銀白色の鱗屑(皮膚の粉)をともない境界明瞭な盛り上がった紅斑が全身に出ます。乾癬の患者さんの90%位がこの症状で尋常性乾癬(じんじょうせいかんせん)と呼びます。大きさ、数、形は様々で、発疹が癒合して大きな病変を作ることもあります。できやすい部位は慢性の機械的な刺激を受けやすい頭部、肘・膝、臀部、下腿伸側などです。顔は発疹があまり出ませんが、これは紫外線が乾癬に対し良い効果があるためです。青壮年期に発症することが多く多発しますが、通常内臓を侵すことはありません。かゆみは約50%の患者さんにみられます。爪の変形や関節炎を伴うこともあります。まれに発疹が全身におよぶこともあります(乾癬性紅皮症)。その他、喉が痛んだ後(扁桃腺炎)に雨滴状の小さな乾癬皮疹ができる滴状乾癬、重症の汎発型性膿疱性乾癬があります。
人口のおよそ0.1%と推定されています。昔は日本人には極めて稀と考えられていましたが、徐々に増加傾向にあり、現在では決して稀とは言えなくなりました。白人では人口の2~3%と言われており、頻度の高い疾患として知られています。
まだ完全にはわかっていませんが、乾癬になりやすい遺伝的素因があることはわかっています。遺伝的素因に様々な環境因子(不規則な生活や食事、ストレス、肥満、感染症、特殊な薬剤など)が加わると発症すると言われています。欧米では頻度が高いことのほか、家族内発症が20~40%と高率です。日本での家族内発症は4~5%と欧米に比べてずっと低率です。
乾癬の発疹は、全身のどこにでも出ますが、擦れる場所に出やすいという特徴があります。具体的には肘・膝、臀部、下腿伸側などです。頭も毛髪が伸びる時、毛が皮膚をこするため好発部位となります。そのため入浴時にもあまり硬いタオルでこすることはよくありません。細いジーパンも好ましくありません。痒みのため引っ掻くことも皮疹の悪化につながります。
外用療法、内服療法、紫外線療法、注射・点滴療法の4種類があります。
通常、外用療法からスタートします。ステロイド外用薬、活性型ビタミンD3外用薬が主に使われますが、各々特性が異なります。内服療法としては、レチノイド、アプレミラスト、シクロスポリンが主なものです。これに紫外線療法を加えた3つが基本的な治療法です。2010年からは、これらの治療法で十分な効果が得らえない場合、副作用などで内服薬が使えない場合には注射・点滴療法が行えるようになりました。
乾癬は慢性で発疹を繰り返し作る病気ですが、治療により発疹が完全に消失する経験は30~70%の患者さんでみられますし、長期にわたって発疹がでない、あるいは自然消褪する患者さんもまれではありません。
免疫の働きを抑えて炎症を抑える「ステロイド外用薬」、皮膚の細胞に働きかけて異常な増殖を抑える「活性型ビタミンD3外用薬」が用いられます。

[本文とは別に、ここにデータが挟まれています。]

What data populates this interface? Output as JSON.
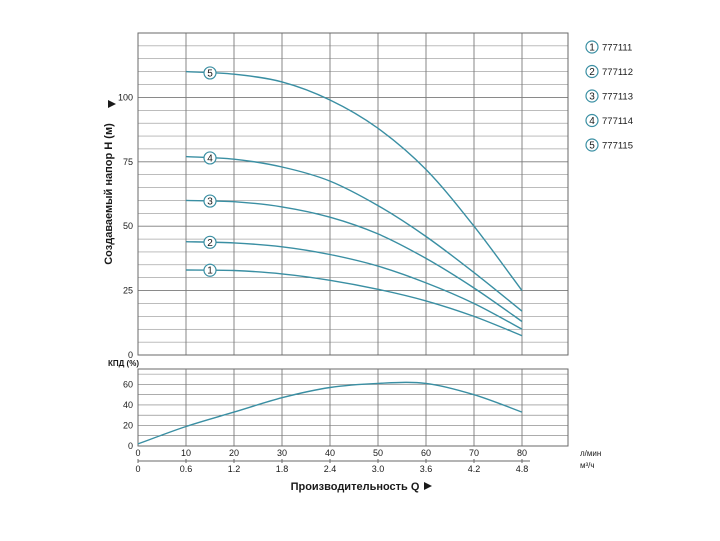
{
  "chart_data": {
    "type": "line",
    "colors": {
      "curve": "#3a8fa3",
      "grid": "#7a7a7a",
      "frame": "#6a6a6a"
    },
    "head_chart": {
      "ylabel": "Создаваемый напор H (м)",
      "ylim": [
        0,
        125
      ],
      "y_ticks": [
        0,
        25,
        50,
        75,
        100
      ],
      "x_units": "л/мин",
      "xlim": [
        0,
        90
      ],
      "series": [
        {
          "name": "777111",
          "marker": "1",
          "points": [
            [
              10,
              33
            ],
            [
              20,
              32.8
            ],
            [
              30,
              31.5
            ],
            [
              40,
              29
            ],
            [
              50,
              25.5
            ],
            [
              60,
              21
            ],
            [
              70,
              15
            ],
            [
              80,
              7.5
            ]
          ]
        },
        {
          "name": "777112",
          "marker": "2",
          "points": [
            [
              10,
              44
            ],
            [
              20,
              43.5
            ],
            [
              30,
              42
            ],
            [
              40,
              39
            ],
            [
              50,
              34.5
            ],
            [
              60,
              28
            ],
            [
              70,
              20
            ],
            [
              80,
              10
            ]
          ]
        },
        {
          "name": "777113",
          "marker": "3",
          "points": [
            [
              10,
              60
            ],
            [
              20,
              59.5
            ],
            [
              30,
              57.5
            ],
            [
              40,
              53.5
            ],
            [
              50,
              47
            ],
            [
              60,
              37.5
            ],
            [
              70,
              26
            ],
            [
              80,
              13
            ]
          ]
        },
        {
          "name": "777114",
          "marker": "4",
          "points": [
            [
              10,
              77
            ],
            [
              20,
              76
            ],
            [
              30,
              73
            ],
            [
              40,
              67.5
            ],
            [
              50,
              58
            ],
            [
              60,
              46
            ],
            [
              70,
              32
            ],
            [
              80,
              17
            ]
          ]
        },
        {
          "name": "777115",
          "marker": "5",
          "points": [
            [
              10,
              110
            ],
            [
              20,
              109
            ],
            [
              30,
              106
            ],
            [
              40,
              99
            ],
            [
              50,
              88
            ],
            [
              60,
              72
            ],
            [
              70,
              50
            ],
            [
              80,
              25
            ]
          ]
        }
      ]
    },
    "efficiency_chart": {
      "ylabel": "КПД (%)",
      "ylim": [
        0,
        75
      ],
      "y_ticks": [
        0,
        20,
        40,
        60
      ],
      "points": [
        [
          0,
          2
        ],
        [
          10,
          19
        ],
        [
          20,
          33
        ],
        [
          30,
          47
        ],
        [
          40,
          57
        ],
        [
          50,
          61
        ],
        [
          60,
          61
        ],
        [
          70,
          50
        ],
        [
          80,
          33
        ]
      ]
    },
    "x_axis": {
      "primary_units": "л/мин",
      "primary_ticks": [
        "0",
        "10",
        "20",
        "30",
        "40",
        "50",
        "60",
        "70",
        "80"
      ],
      "primary_values": [
        0,
        10,
        20,
        30,
        40,
        50,
        60,
        70,
        80
      ],
      "secondary_units": "м³/ч",
      "secondary_ticks": [
        "0",
        "0.6",
        "1.2",
        "1.8",
        "2.4",
        "3.0",
        "3.6",
        "4.2",
        "4.8"
      ],
      "secondary_values": [
        0,
        10,
        20,
        30,
        40,
        50,
        60,
        70,
        80
      ],
      "xlabel": "Производительность Q"
    },
    "legend": {
      "placement": "right",
      "entries": [
        {
          "marker": "1",
          "label": "777111"
        },
        {
          "marker": "2",
          "label": "777112"
        },
        {
          "marker": "3",
          "label": "777113"
        },
        {
          "marker": "4",
          "label": "777114"
        },
        {
          "marker": "5",
          "label": "777115"
        }
      ]
    },
    "grid": true
  }
}
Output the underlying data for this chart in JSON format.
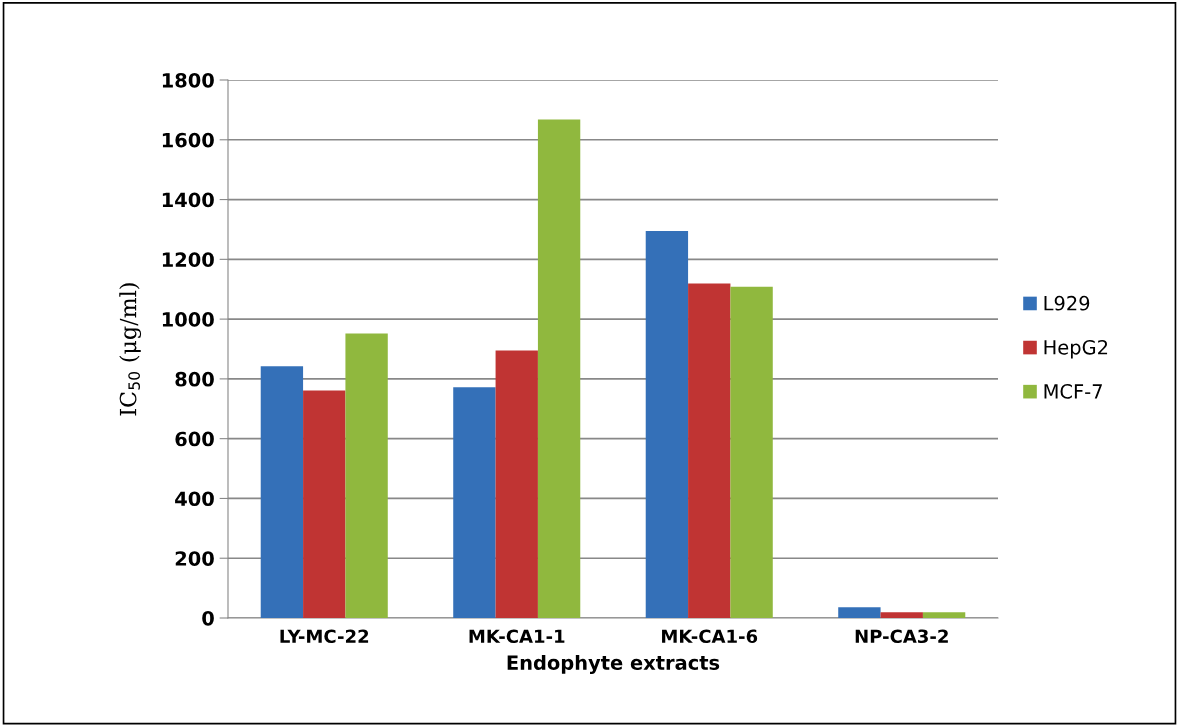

紫外線の「免疫の働きを弱める作用」を利用した治療方法です。紫外線にはいくつか種類があり、乾癬治療では皮膚に悪影響を与えにくく、かつ皮膚の細胞増殖や炎症を抑制する作用をもつUVB(中波長紫外線)が用いられます。使用する紫外線の種類によって、ナローバンドUVB、エキシマライトに分けられます。一般的には週2~3回の頻度で照射を行います。
中等症から重症の比較的症状が重い乾癬に用いられます。角質細胞の異常な増殖を抑えるレチノイド(チガソン®)、炎症を抑えるアプレミラスト(オテズラ®)、免疫の過剰な働きを抑えるシクロスポリン(ネオーラル®)が用いられます。
欧米で先に使用されていた治療薬で、2010年から日本でも使用することができるようになりました。乾癬が発症する原因となる物質をピンポイントで抑える治療薬です。有効性が優れた薬でほとんどの患者さんに効きますが、すべての患者さんに効くわけではありません。当院では使用が難しいため、関連病院への紹介とさせていただきます。